Filmdeki teması “yolda olmak” olarak belirleyebiliriz. Fern’in yalnızlığı, özgürlüğü, hayatta kalmak için verdiği mücadeleler, doğadan aldığı güç ve insanların birbirine olan yardımı gibi konulara yer veriliyor. Film boyunca, Amerika’nın doğal güzellikleri ve geniş boş arazileri de görsel olarak izleyiciye sunuluyor.
Frances McDormand’ın harika performansı sayesinde, Fern karakteri gerçekçi ve inandırıcı bir şekilde yansıtılmış. Diğer karakterler de gerçek hayatta bu şekilde yaşayan insanlar tarafından canlandırılmış. Bu nedenle film, belgesel tadında bir hava taşıyor.
Yönetmen Chloe Zhao, filmde doğal ışık kullanımı, çekim açıları ve sürrealistik sahneler ile dikkat çekiyor. Filmin müzikleri ise Ludovico Einaudi tarafından bestelenmiş ve filmdeki hüzünlü havayı destekliyor.

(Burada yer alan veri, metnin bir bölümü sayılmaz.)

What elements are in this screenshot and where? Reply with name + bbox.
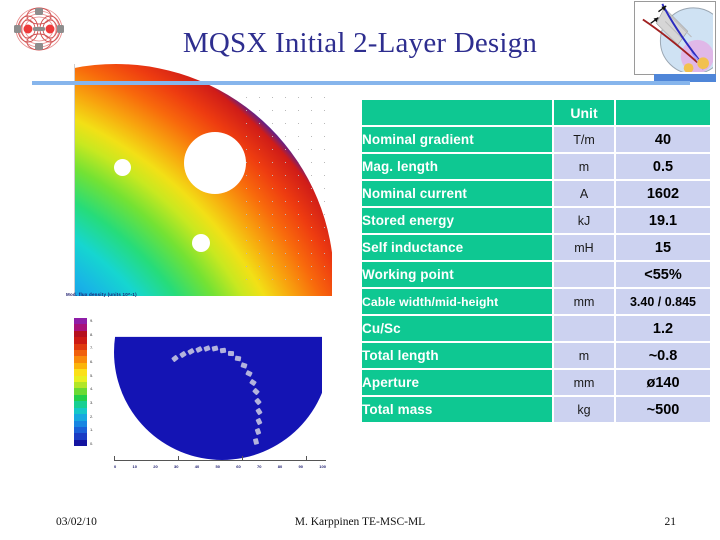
row-value: 3.40 / 0.845	[616, 289, 710, 314]
table-row: Stored energy kJ 19.1	[362, 208, 710, 233]
fem-field-map-top	[74, 64, 332, 296]
coil-block-outline	[170, 338, 310, 456]
footer-author: M. Karppinen TE-MSC-ML	[294, 516, 426, 528]
row-label: Stored energy	[362, 208, 552, 233]
row-unit: kg	[554, 397, 614, 422]
row-value: 1.2	[616, 316, 710, 341]
row-unit: mm	[554, 289, 614, 314]
table-header-row: Unit	[362, 100, 710, 125]
table-row: Mag. length m 0.5	[362, 154, 710, 179]
row-value: 40	[616, 127, 710, 152]
header-unit-cell: Unit	[554, 100, 614, 125]
row-label: Total length	[362, 343, 552, 368]
row-unit: A	[554, 181, 614, 206]
table-row: Total length m ~0.8	[362, 343, 710, 368]
slide-canvas: Mod. flux density (units 10^-1) 9.8.7.	[0, 0, 720, 540]
table-row: Cu/Sc 1.2	[362, 316, 710, 341]
fem-bottom-plotbox	[114, 336, 322, 460]
row-value: ~0.8	[616, 343, 710, 368]
fem-field-map-bottom: Mod. flux density (units 10^-1) 9.8.7.	[62, 292, 358, 504]
row-value: 1602	[616, 181, 710, 206]
row-value: 15	[616, 235, 710, 260]
title-divider	[32, 81, 690, 85]
row-unit: T/m	[554, 127, 614, 152]
row-label: Nominal current	[362, 181, 552, 206]
row-label: Cable width/mid-height	[362, 289, 552, 314]
table-row: Aperture mm ø140	[362, 370, 710, 395]
page-title: MQSX Initial 2-Layer Design	[182, 27, 538, 59]
row-label: Mag. length	[362, 154, 552, 179]
row-value: <55%	[616, 262, 710, 287]
row-unit: m	[554, 343, 614, 368]
table-row: Self inductance mH 15	[362, 235, 710, 260]
header-value-cell	[616, 100, 710, 125]
row-value: ~500	[616, 397, 710, 422]
row-unit: kJ	[554, 208, 614, 233]
row-unit	[554, 316, 614, 341]
row-unit: m	[554, 154, 614, 179]
row-value: 19.1	[616, 208, 710, 233]
table-row: Nominal current A 1602	[362, 181, 710, 206]
row-label: Working point	[362, 262, 552, 287]
row-value: 0.5	[616, 154, 710, 179]
fem-colorbar	[74, 318, 87, 447]
row-label: Aperture	[362, 370, 552, 395]
table-row: Total mass kg ~500	[362, 397, 710, 422]
footer-page-number: 21	[664, 516, 677, 528]
row-value: ø140	[616, 370, 710, 395]
mqsx-parameter-table: Unit Nominal gradient T/m 40 Mag. length…	[360, 98, 712, 424]
row-unit	[554, 262, 614, 287]
row-unit: mm	[554, 370, 614, 395]
row-unit: mH	[554, 235, 614, 260]
row-label: Nominal gradient	[362, 127, 552, 152]
header-label-cell	[362, 100, 552, 125]
table-row: Nominal gradient T/m 40	[362, 127, 710, 152]
row-label: Total mass	[362, 397, 552, 422]
fem-bottom-x-ticks: 0 10 20 30 40 50 60 70 80 90 100	[114, 464, 326, 469]
fem-colorbar-labels: 9. 8. 7. 6. 5. 4. 3. 2. 1. 0.	[90, 318, 94, 446]
table-row: Working point <55%	[362, 262, 710, 287]
row-label: Self inductance	[362, 235, 552, 260]
fem-bottom-caption: Mod. flux density (units 10^-1)	[66, 292, 137, 297]
row-label: Cu/Sc	[362, 316, 552, 341]
table-row: Cable width/mid-height mm 3.40 / 0.845	[362, 289, 710, 314]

Filmdeki tempo yavaş olsa da, sürükleyici bir hikaye anlatımı ve başarılı oyunculuklar sayesinde izleyiciyi kendine çekmeyi başarıyor. Nomadland, doğa ve insan arasındaki bağın derinliğini gözler önüne seriyor ve izleyiciyi duygusal bir yolculuğa çıkarıyor.
Sonuç olarak Nomadland, ince detayları, başarılı oyunculukları ve etkileyici hikayesi ile muhteşem bir film. İzleyiciyi, Amerika’nın doğal güzellikleri ve insanlarının yaşam mücadelesi ile buluşturuyor. Kesinlikle izlenmesi gereken bir yapım.